Two decades is barely the flap of a hummingbird's wing in city-building time. During the 18th century, American colonists began poisoning their own freshwater supply. They built toxic tanneries along the shore of the Collect Pond, which, for centuries, had supplied the Lenape with drinking water.
Outbreaks of cholera and yellow fever killed thousands of Americans before Aaron Burr persuaded city leaders to support a new business enterprise of his, the Manhattan Co., which proceeded to tear up the district's cobblestone streets and lay miles of log pipes to deliver clean water.
But the Manhattan Co. was more intent on accumulating capital than on public safety. Today the Manhattan Co. is JPMorgan Chase, the largest bank in America. When the log pipes failed, New Yorkers had to construct a new infrastructure of reservoirs and aqueducts to get fresh drinking water, which by the early 20th century had seeded, among much else, the creation of Central Park, the development of midtown Manhattan around the 42nd Street Library and neighbourhoods all across the island.
Eventually, in other words, the crisis of the Collect Pond helped give birth to the modern banking system and what we now recognize as New York City. Progress takes not just time but also unanticipated forms.
Lower Manhattan now has some of the poorest air quality and highest noise levels in town because of traffic congestion. Since September 11, City Hall has failed to add much-needed affordable housing in the neighbourhood. And in an old waterfront district with few protections against rising seas, climate change presents an existential challenge that dwarfs the rebuilding at ground zero.
But this set of issues is also a legacy of September 11. The conversation has moved on. After Superstorm Sandy in 2012, a plan called the Big U to gird miles of the area's waterfront against rising seas started wending its way through the city's bureaucratic maze. Servicing residents in the neighbourhood, a weekly farmers market has colonised the plaza under the flying ribs of Calatrava's stegosaurus. With the pandemic shuttering offices, there's increasing talk now about converting more commercial buildings into residences.

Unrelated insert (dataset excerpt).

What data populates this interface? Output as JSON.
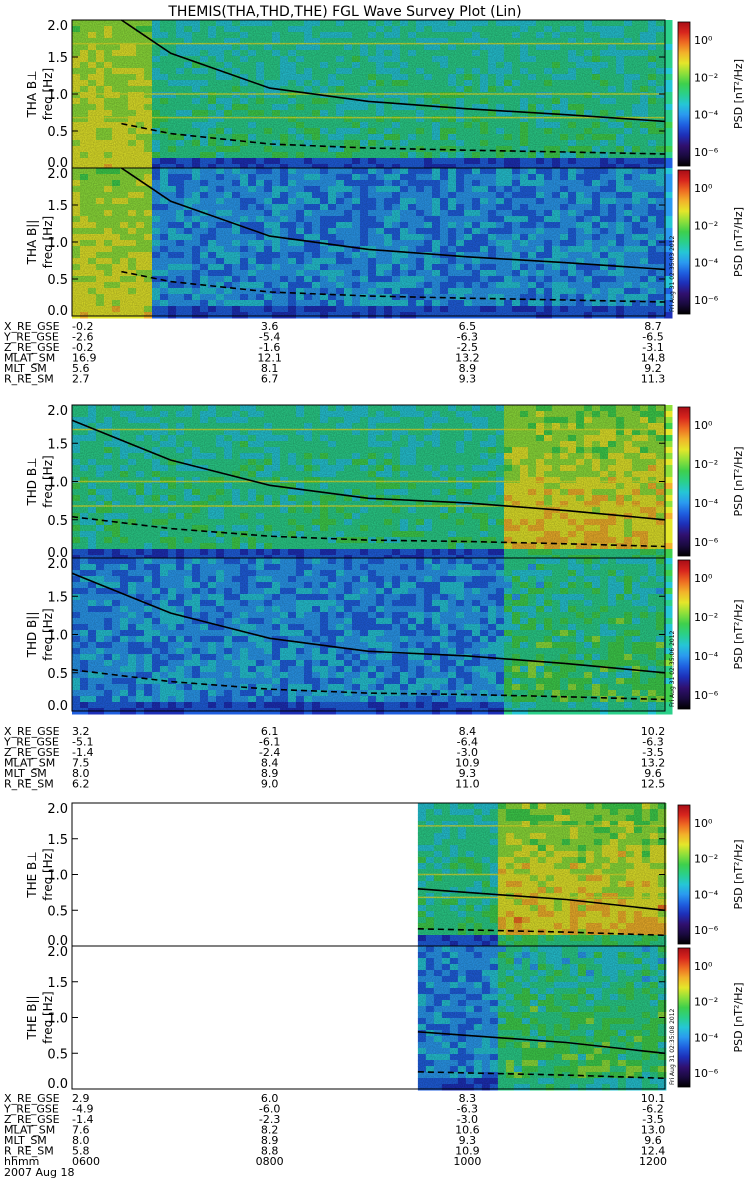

Plans for a Freedom Center and cultural program at ground zero were canceled two decades ago when Pataki caved to right-wing protests, but the Ronald O. Perelman Performing Arts Center, in a building designed by the firm REX, is now scheduled to open in 2023. And better late than never, the still-undeveloped World Trade Center parcel formerly occupied by Deutsche Bank is slated to become an apartment tower (with subsidised units).

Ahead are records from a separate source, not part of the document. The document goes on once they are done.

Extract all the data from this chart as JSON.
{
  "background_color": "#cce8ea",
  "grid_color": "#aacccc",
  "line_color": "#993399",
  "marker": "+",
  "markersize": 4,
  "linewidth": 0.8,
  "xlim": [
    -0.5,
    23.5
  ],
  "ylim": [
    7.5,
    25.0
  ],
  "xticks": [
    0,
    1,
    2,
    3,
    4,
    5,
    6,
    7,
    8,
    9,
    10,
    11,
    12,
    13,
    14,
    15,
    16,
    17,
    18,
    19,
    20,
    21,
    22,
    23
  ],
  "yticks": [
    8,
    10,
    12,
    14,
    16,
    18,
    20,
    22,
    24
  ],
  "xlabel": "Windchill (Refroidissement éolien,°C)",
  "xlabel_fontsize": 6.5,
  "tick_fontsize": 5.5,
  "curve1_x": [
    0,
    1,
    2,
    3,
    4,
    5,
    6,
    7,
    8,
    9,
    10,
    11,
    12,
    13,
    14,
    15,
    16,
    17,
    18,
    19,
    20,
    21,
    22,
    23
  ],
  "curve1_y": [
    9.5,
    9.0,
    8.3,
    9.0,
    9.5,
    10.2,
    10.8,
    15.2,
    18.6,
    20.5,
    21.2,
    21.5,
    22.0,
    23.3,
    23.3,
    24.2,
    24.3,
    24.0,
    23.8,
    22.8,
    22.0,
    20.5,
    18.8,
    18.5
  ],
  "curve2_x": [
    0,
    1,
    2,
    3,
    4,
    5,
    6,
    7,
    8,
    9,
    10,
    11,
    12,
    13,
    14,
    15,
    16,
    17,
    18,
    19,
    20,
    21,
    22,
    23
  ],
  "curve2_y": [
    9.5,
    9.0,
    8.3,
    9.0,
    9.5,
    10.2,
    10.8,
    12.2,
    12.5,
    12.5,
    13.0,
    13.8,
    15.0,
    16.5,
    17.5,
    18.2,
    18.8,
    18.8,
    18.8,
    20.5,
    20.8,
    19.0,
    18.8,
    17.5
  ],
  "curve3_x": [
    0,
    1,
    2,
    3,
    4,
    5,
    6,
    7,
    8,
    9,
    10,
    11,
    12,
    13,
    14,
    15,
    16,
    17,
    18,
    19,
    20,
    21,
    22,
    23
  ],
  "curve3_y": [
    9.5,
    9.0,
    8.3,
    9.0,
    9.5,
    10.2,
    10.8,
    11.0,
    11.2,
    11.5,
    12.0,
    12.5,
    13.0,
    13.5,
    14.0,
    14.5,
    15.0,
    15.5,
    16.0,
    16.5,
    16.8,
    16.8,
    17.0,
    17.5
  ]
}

Other dreams of remaking lower Manhattan today include proposals by organizations like the Financial District Neighbourhood Association to institute open streets, shared by cars and pedestrians, and green the zone between the Brooklyn Bridge and City Hall.
The concept pictures 21st-century lower Manhattan as a kind of high-rise version of the Marais in Paris or the Gothic Quarter in Barcelona.

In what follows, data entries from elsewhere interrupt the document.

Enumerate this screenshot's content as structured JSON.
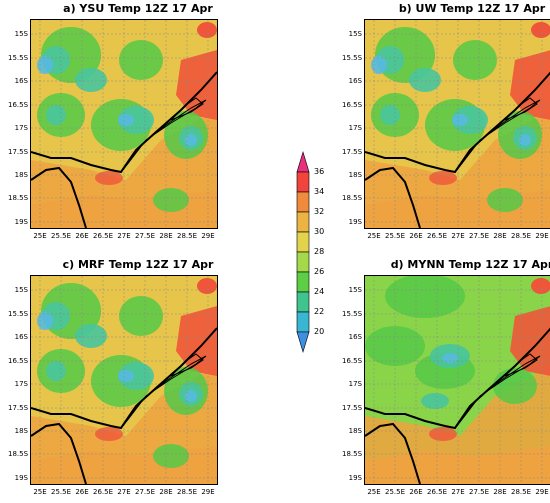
{
  "panels": [
    {
      "id": "a",
      "title": "a) YSU Temp 12Z 17 Apr"
    },
    {
      "id": "b",
      "title": "b) UW Temp 12Z 17 Apr"
    },
    {
      "id": "c",
      "title": "c) MRF Temp 12Z 17 Apr"
    },
    {
      "id": "d",
      "title": "d) MYNN Temp 12Z 17 Apr"
    }
  ],
  "lat_labels": [
    "15S",
    "15.5S",
    "16S",
    "16.5S",
    "17S",
    "17.5S",
    "18S",
    "18.5S",
    "19S"
  ],
  "lon_labels": [
    "25E",
    "25.5E",
    "26E",
    "26.5E",
    "27E",
    "27.5E",
    "28E",
    "28.5E",
    "29E"
  ],
  "colorbar": {
    "labels": [
      "36",
      "34",
      "32",
      "30",
      "28",
      "26",
      "24",
      "22",
      "20"
    ],
    "colors": [
      "#e8307f",
      "#f0443c",
      "#f08a3c",
      "#ecb543",
      "#e3d34c",
      "#a4d94a",
      "#5ccf45",
      "#3fc38f",
      "#39b7d2",
      "#3d8fe0"
    ]
  },
  "map_colors": {
    "hot": "#f0553a",
    "warm": "#eea240",
    "mild": "#e6c54a",
    "cool": "#8ad449",
    "green": "#55c948",
    "teal": "#48c59c",
    "cyan": "#58b9e0",
    "blue": "#4d9fe6"
  }
}
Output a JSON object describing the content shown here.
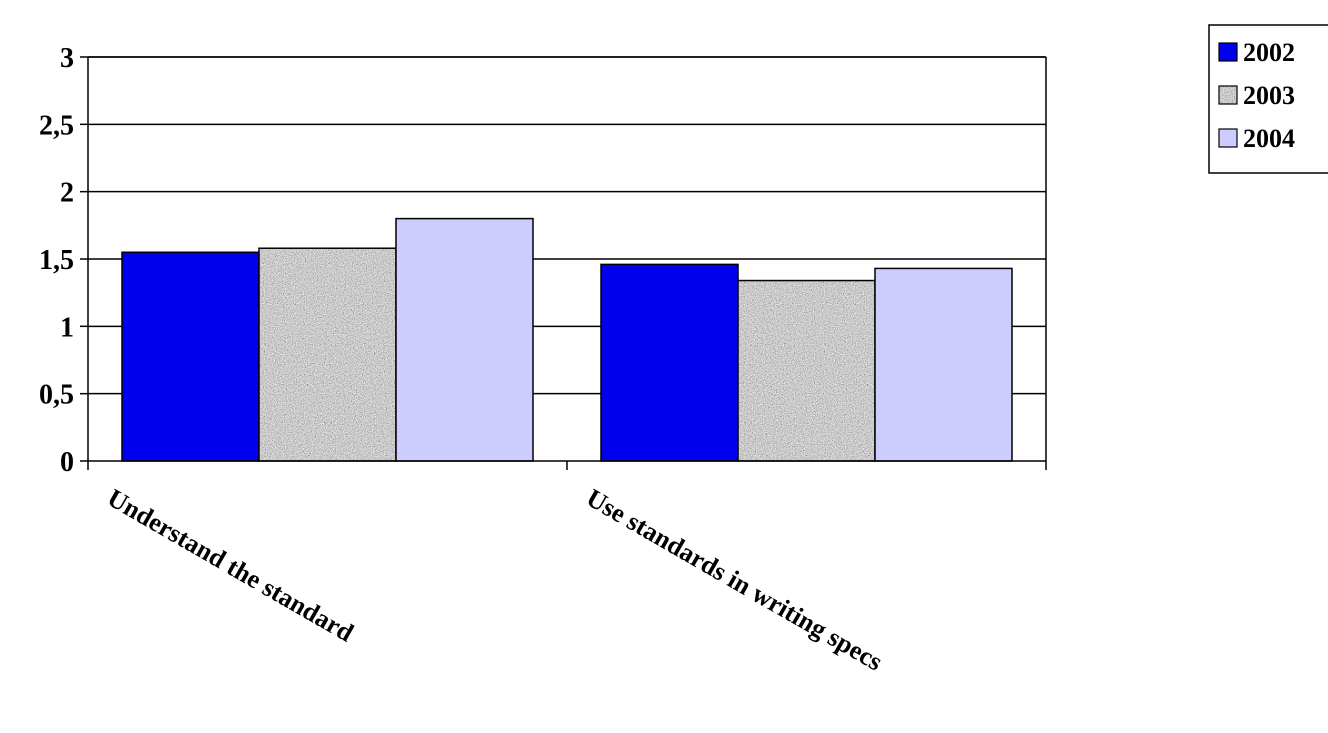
{
  "chart_data": {
    "type": "bar",
    "categories": [
      "Understand the standard",
      "Use standards in writing specs"
    ],
    "series": [
      {
        "name": "2002",
        "values": [
          1.55,
          1.46
        ],
        "color": "#0000ee",
        "pattern": "solid"
      },
      {
        "name": "2003",
        "values": [
          1.58,
          1.34
        ],
        "color": "#9a9a9a",
        "pattern": "speckled-gray"
      },
      {
        "name": "2004",
        "values": [
          1.8,
          1.43
        ],
        "color": "#ccccff",
        "pattern": "solid"
      }
    ],
    "yticks": [
      "0",
      "0,5",
      "1",
      "1,5",
      "2",
      "2,5",
      "3"
    ],
    "ytick_values": [
      0,
      0.5,
      1,
      1.5,
      2,
      2.5,
      3
    ],
    "ylim": [
      0,
      3
    ],
    "grid": true,
    "legend_position": "top-right"
  }
}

"We hardly got it perfect," Carl Weisbrod, the city's former planning commissioner, responded when asked to sum up what he and other officials involved in the rebuilding accomplished after September 11. "On balance, the area is better than it was — we got it more right than wrong."
Weiss, the architect, put it another way: "People periodically declare New York over — they did with 9/11, the financial crisis, Hurricane Sandy, now Covid — but the city endures."
"It turns out that every crisis," she added, "is a rebirth."